Because ordinary English collapses in my hands, I resort to invoking metaphors, similes, emotional geometry, and a verbal Vitamix. If I can’t find the right word, I’ll invent one. Then, realizing no one else is in my brain, I over-explain the metaphor. Then apologize for over-explaining. And suddenly I’m talking about my eyelid eczema, which was not, in fact, the original metaphor nor the point of anything I was saying.

This, I’m told, is my charm. The metaphor thing, not the eyelid eczema thing. That’s not charm, that’s just sex appeal.

(No one has ever said any of that.)

The writers on the Zoom were kind. Writers often are. We traffic in mutual recognition, responding to each other’s weirdness with appreciative laughs or perhaps mercy mutings. Either way: respect for this collection of creative humans.

I imagine a collective noun for writers is “A Card Catalog of Writers,” or “A Procrastination of Writers,” or “A Syntax Error of Writers.”

The singular of all of these is “A Flinch.”

(Tip your waitstaff.)

Somewhere in all of that is a point. Maybe to keep talking even if the words come out like anguished verbal origami. Maybe to sit with your odd language instead of trying to translate it into something respectable, which is how good ideas can die of politeness. Maybe to trust that someone, somewhere, will hear your nonsense and send you a party-hat emoji in solidarity.

Were I a better personwriter, I would pivot here into something about gratitude or artistic discipline or the resilience of the creative spirit, but, truthfully, I just want to stand in the middle of that abandoned Bed Bath & Beyond (now Spirit Halloween!) andscream, “GET IT TOGETHER!”

Because…Autumn…the PMS thing. Remember?

(Yes, we get it.)

I want to be insightful, but maybe the humor/mess of language is the panic room I built for myself. Right now, all I have are half-finished thoughts and worries up the wazoo. Julia Cameron would suggest journaling through it, but I’m pretty sure she never had to navigate endless labyrinths of online portals while her dog threw up on the carpet and a kid yelled ‘Mom?!’ from somewhere inside a Common App essay draft while the entire world burned.

So these days, I spend a lot of time in my own head.

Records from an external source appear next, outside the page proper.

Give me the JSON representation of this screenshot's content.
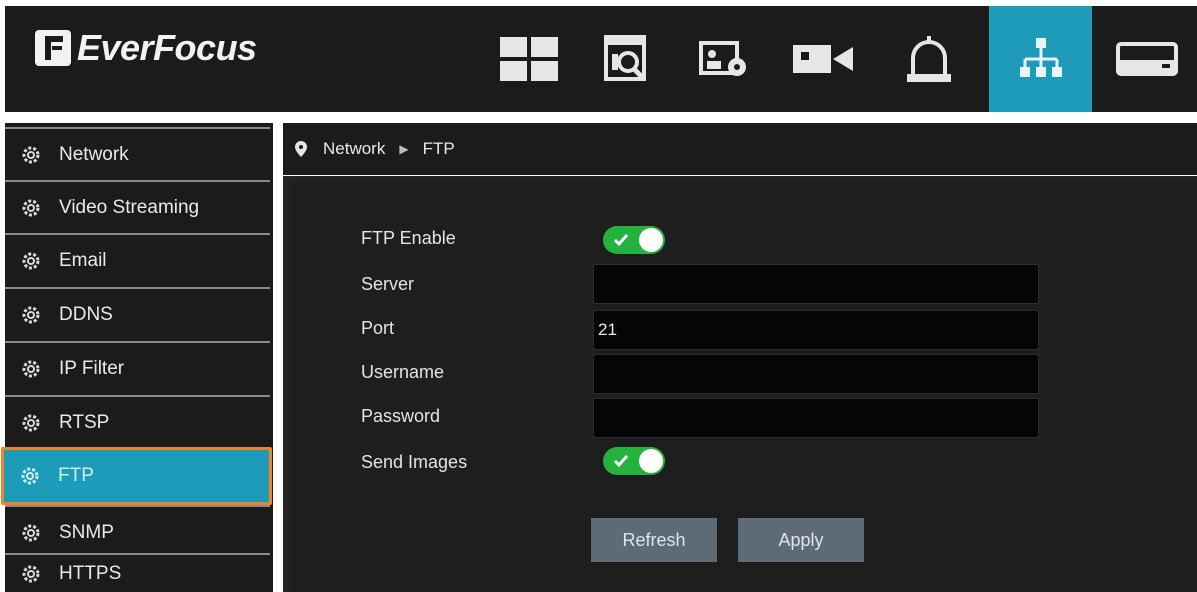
{
  "app": {
    "brand": "EverFocus",
    "colors": {
      "accent": "#1e9bb8",
      "highlight": "#f0842a",
      "toggle_on": "#23b23d",
      "background": "#1b1b1b"
    }
  },
  "top_nav": {
    "items": [
      {
        "icon": "layout-grid-icon",
        "active": false
      },
      {
        "icon": "playback-search-icon",
        "active": false
      },
      {
        "icon": "image-settings-icon",
        "active": false
      },
      {
        "icon": "camera-icon",
        "active": false
      },
      {
        "icon": "alarm-bell-icon",
        "active": false
      },
      {
        "icon": "network-icon",
        "active": true
      },
      {
        "icon": "storage-drive-icon",
        "active": false
      }
    ]
  },
  "sidebar": {
    "items": [
      {
        "label": "Network",
        "icon": "gear-icon",
        "active": false
      },
      {
        "label": "Video Streaming",
        "icon": "gear-icon",
        "active": false
      },
      {
        "label": "Email",
        "icon": "gear-icon",
        "active": false
      },
      {
        "label": "DDNS",
        "icon": "gear-icon",
        "active": false
      },
      {
        "label": "IP Filter",
        "icon": "gear-icon",
        "active": false
      },
      {
        "label": "RTSP",
        "icon": "gear-icon",
        "active": false
      },
      {
        "label": "FTP",
        "icon": "gear-icon",
        "active": true
      },
      {
        "label": "SNMP",
        "icon": "gear-icon",
        "active": false
      },
      {
        "label": "HTTPS",
        "icon": "gear-icon",
        "active": false
      }
    ]
  },
  "breadcrumb": {
    "icon": "location-pin-icon",
    "parent": "Network",
    "current": "FTP"
  },
  "form": {
    "ftp_enable": {
      "label": "FTP Enable",
      "on": true
    },
    "server": {
      "label": "Server",
      "value": ""
    },
    "port": {
      "label": "Port",
      "value": "21"
    },
    "username": {
      "label": "Username",
      "value": ""
    },
    "password": {
      "label": "Password",
      "value": ""
    },
    "send_images": {
      "label": "Send Images",
      "on": true
    }
  },
  "buttons": {
    "refresh": "Refresh",
    "apply": "Apply"
  }
}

It’s not exactly insightful or profound in there, but at least there’s parking.

(Don’t)

And yeah, part of it is that the world is kind of awful and falling apart, and I oscillate between feeling idiotic for making jokes and idiotic for not making them.

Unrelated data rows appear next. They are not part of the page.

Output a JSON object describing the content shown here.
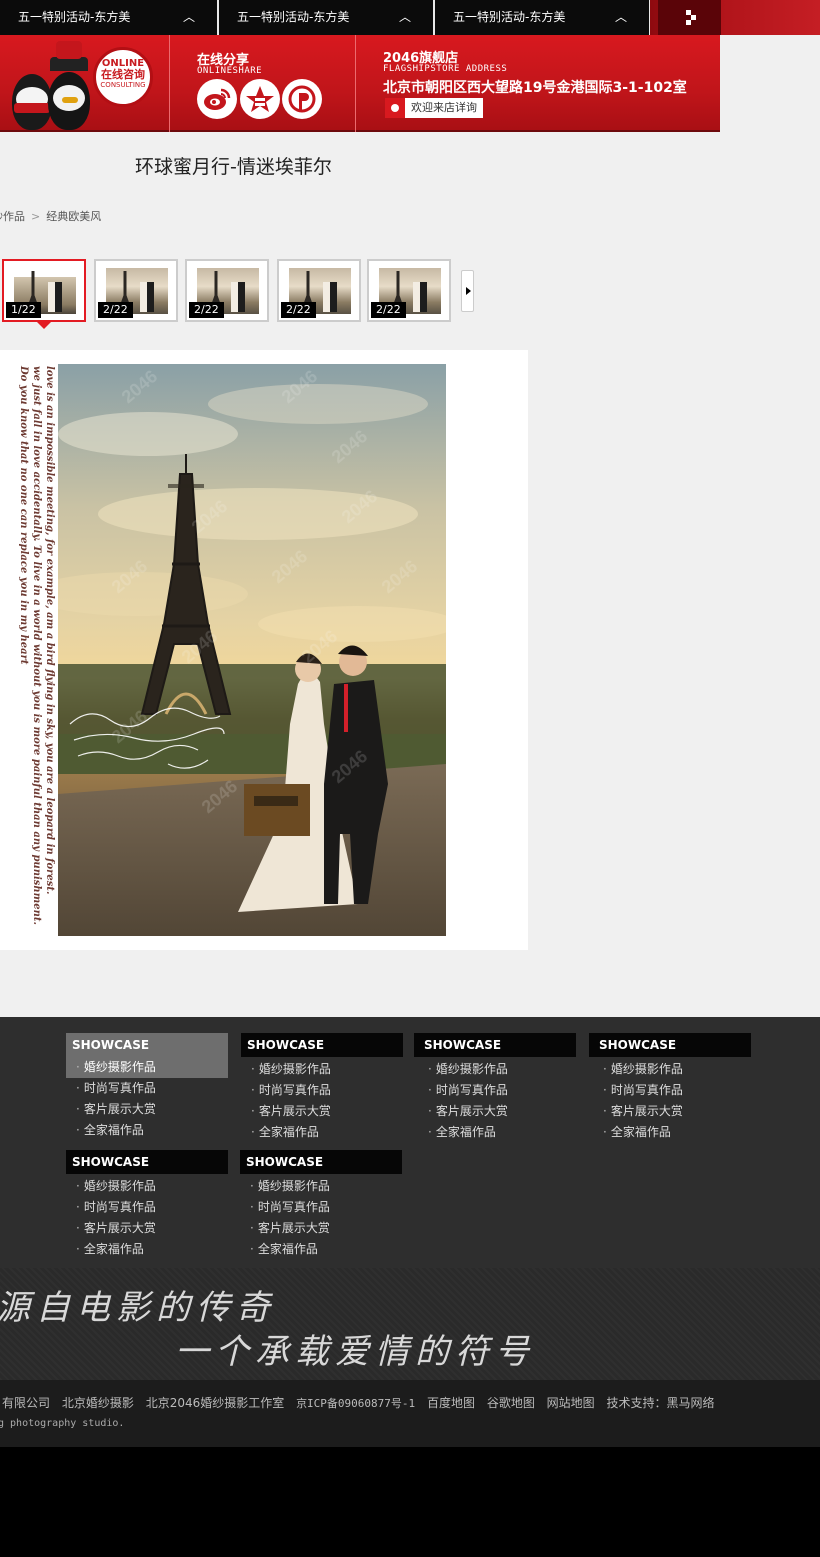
{
  "topbar": {
    "tabs": [
      {
        "label": "五一特别活动-东方美"
      },
      {
        "label": "五一特别活动-东方美"
      },
      {
        "label": "五一特别活动-东方美"
      }
    ]
  },
  "banner": {
    "online": {
      "en": "ONLINE",
      "cn": "在线咨询",
      "sub": "CONSULTING"
    },
    "share": {
      "title": "在线分享",
      "subtitle": "ONLINESHARE"
    },
    "store": {
      "title": "2046旗舰店",
      "subtitle": "FLAGSHIPSTORE ADDRESS",
      "address": "北京市朝阳区西大望路19号金港国际3-1-102室",
      "visit_label": "欢迎来店详询"
    }
  },
  "page": {
    "title": "环球蜜月行-情迷埃菲尔",
    "breadcrumb": [
      "纱作品",
      "经典欧美风"
    ]
  },
  "gallery": {
    "thumbs": [
      {
        "counter": "1/22"
      },
      {
        "counter": "2/22"
      },
      {
        "counter": "2/22"
      },
      {
        "counter": "2/22"
      },
      {
        "counter": "2/22"
      }
    ]
  },
  "photo": {
    "quote_lines": [
      "love is an impossible meeting, for example, am a bird flying in sky, you are a leopard in forest.",
      "we just fall in love accidentally. To live in a world without you is more painful than any punishment.",
      "Do you know that no one can replace you in my heart"
    ],
    "watermark": "2046"
  },
  "footer": {
    "columns": [
      {
        "heading": "SHOWCASE",
        "items": [
          "婚纱摄影作品",
          "时尚写真作品",
          "客片展示大赏",
          "全家福作品"
        ]
      },
      {
        "heading": "SHOWCASE",
        "items": [
          "婚纱摄影作品",
          "时尚写真作品",
          "客片展示大赏",
          "全家福作品"
        ]
      },
      {
        "heading": "SHOWCASE",
        "items": [
          "婚纱摄影作品",
          "时尚写真作品",
          "客片展示大赏",
          "全家福作品"
        ]
      },
      {
        "heading": "SHOWCASE",
        "items": [
          "婚纱摄影作品",
          "时尚写真作品",
          "客片展示大赏",
          "全家福作品"
        ]
      },
      {
        "heading": "SHOWCASE",
        "items": [
          "婚纱摄影作品",
          "时尚写真作品",
          "客片展示大赏",
          "全家福作品"
        ]
      },
      {
        "heading": "SHOWCASE",
        "items": [
          "婚纱摄影作品",
          "时尚写真作品",
          "客片展示大赏",
          "全家福作品"
        ]
      }
    ],
    "slogan": {
      "line1": "源自电影的传奇",
      "line2": "一个承载爱情的符号"
    },
    "links": [
      "有限公司",
      "北京婚纱摄影",
      "北京2046婚纱摄影工作室",
      "京ICP备09060877号-1",
      "百度地图",
      "谷歌地图",
      "网站地图",
      "技术支持：黑马网络"
    ],
    "copyright_en": "g photography studio."
  },
  "colors": {
    "brand_red": "#d8191f",
    "footer_bg": "#2e2e2e",
    "active_border": "#e31b23"
  }
}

However, the only thing that feels truly dangerous and guaranteed to lock up my words is not saying anything.

So here I am: over-metaphored, under-hydrated, armed with a single, wobbly sentence about the itchy PMS-ish quality of autumn. Perhaps that’s enough to keep me from desperately clutching a package of Nutter Butters and insisting, “I’M FINE.”

Sometimes the best you can do is name the chaos and tack on a punchline.

And sometimes the best you can do is offer, without reasonable transition, Mary Oliver telling us quite firmly, “Don’t Hesitate.”